Computer forensics team awarded $600,000 to fight child pornography, hidden messages

KINGSTON, R.I. — November 20, 2006 — The University of Rhode Island is helping law enforcement keep pace with computer crime by creating the latest detection techniques.


The National Institute of Justice, a branch of the U.S. Department of Justice, has awarded two, two-year grants to URI’s Digital Forensics Center, totaling $600,000, to help fight child pornography and steganography, a technique that can hide messages in innocent-looking digital documents, such as photographs. As shown here in the Shakespeare image.


Child pornography is one of the most commonly investigated forms of computer crime. To prosecute the crime, it has to be proven that the illicit image is an image of an actual child, a victim, not a computer-generated image, which is legal. Law enforcement officers can spend vast amounts of their time looking manually at each of the hundreds of thousands of images found on a typical seized computer. The Rhode Island State Police brought this problem to the attention of URI’s Digital Forensics Center.

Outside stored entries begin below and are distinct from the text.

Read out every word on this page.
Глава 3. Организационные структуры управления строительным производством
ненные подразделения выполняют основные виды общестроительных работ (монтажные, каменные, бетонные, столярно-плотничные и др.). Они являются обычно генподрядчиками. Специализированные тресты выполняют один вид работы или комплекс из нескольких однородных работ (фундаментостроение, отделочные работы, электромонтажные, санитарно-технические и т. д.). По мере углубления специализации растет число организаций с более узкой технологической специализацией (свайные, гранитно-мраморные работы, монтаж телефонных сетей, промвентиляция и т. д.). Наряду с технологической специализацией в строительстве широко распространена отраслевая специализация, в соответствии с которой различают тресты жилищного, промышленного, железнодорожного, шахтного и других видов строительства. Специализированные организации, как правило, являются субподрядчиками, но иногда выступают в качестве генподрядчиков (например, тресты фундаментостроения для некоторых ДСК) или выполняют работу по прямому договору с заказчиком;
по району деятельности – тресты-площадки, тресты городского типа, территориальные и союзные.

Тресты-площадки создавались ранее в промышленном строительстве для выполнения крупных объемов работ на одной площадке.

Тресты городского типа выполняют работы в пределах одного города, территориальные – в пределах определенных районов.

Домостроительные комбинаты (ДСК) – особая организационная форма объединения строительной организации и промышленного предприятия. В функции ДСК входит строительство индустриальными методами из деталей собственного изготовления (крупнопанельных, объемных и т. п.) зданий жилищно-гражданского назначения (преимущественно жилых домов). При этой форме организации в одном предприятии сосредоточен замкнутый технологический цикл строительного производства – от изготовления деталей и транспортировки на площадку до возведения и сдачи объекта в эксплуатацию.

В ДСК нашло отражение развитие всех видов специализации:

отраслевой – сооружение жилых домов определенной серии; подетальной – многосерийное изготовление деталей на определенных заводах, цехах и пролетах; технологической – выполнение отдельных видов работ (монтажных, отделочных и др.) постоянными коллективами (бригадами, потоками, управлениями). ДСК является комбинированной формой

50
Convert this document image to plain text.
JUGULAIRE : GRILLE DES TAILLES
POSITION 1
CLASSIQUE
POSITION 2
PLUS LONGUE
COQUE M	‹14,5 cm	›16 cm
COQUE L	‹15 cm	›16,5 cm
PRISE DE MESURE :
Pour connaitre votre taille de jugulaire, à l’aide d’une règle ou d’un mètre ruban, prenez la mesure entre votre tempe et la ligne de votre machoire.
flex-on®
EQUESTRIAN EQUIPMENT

The center will use one of the justice grants to create software to flag likely human images. Victor Fay-Wolfe, a professor of computer science and director of its digital forensics program, explains: “Our technique will automatically look for skin tones and edges indicative of humans in the image files. Our project should not only drastically reduce time and save money involved in trying to detect human images; it will also improve the accuracy of authentication, which is currently done by a pediatrician. Furthermore, the software will be user-friendly, eliminating a sharp learning curve and reducing the training time currently required of law enforcement officers.”


The second grant is for steganography detection. Steganography is a technique that uses simple software tools to hide one digital document within another. Fay-Wolfe explains: “For example, a terrorist group might hide a text message inside an innocuous digital photograph and then post the picture on, say, an EBay page for their operatives to retrieve. It will look like an innocent picture to anyone who sees it.


“Steganography is done by altering bits in the “carrier” (the photo in my example) in ways where human senses can’t detect the alteration. Changing one digital bit of a pixel in a digital photo changes the color of the pixel so little that it can’t be perceived. There are millions of pixels in a photo, so the bad guys can hide a lot of bits in a carrier document.”


URI’s Digital Forensics Center will augment existing steganography detection techniques and develop software to detect steganography in carrier files and break it by retrieving the hidden data.


The center is closely affiliated with URI’s Forensic Science Partnership, the Rhode Island State Crime Lab at URI’s Kingston campus and the Rhode Island State Police Computer Crimes unit.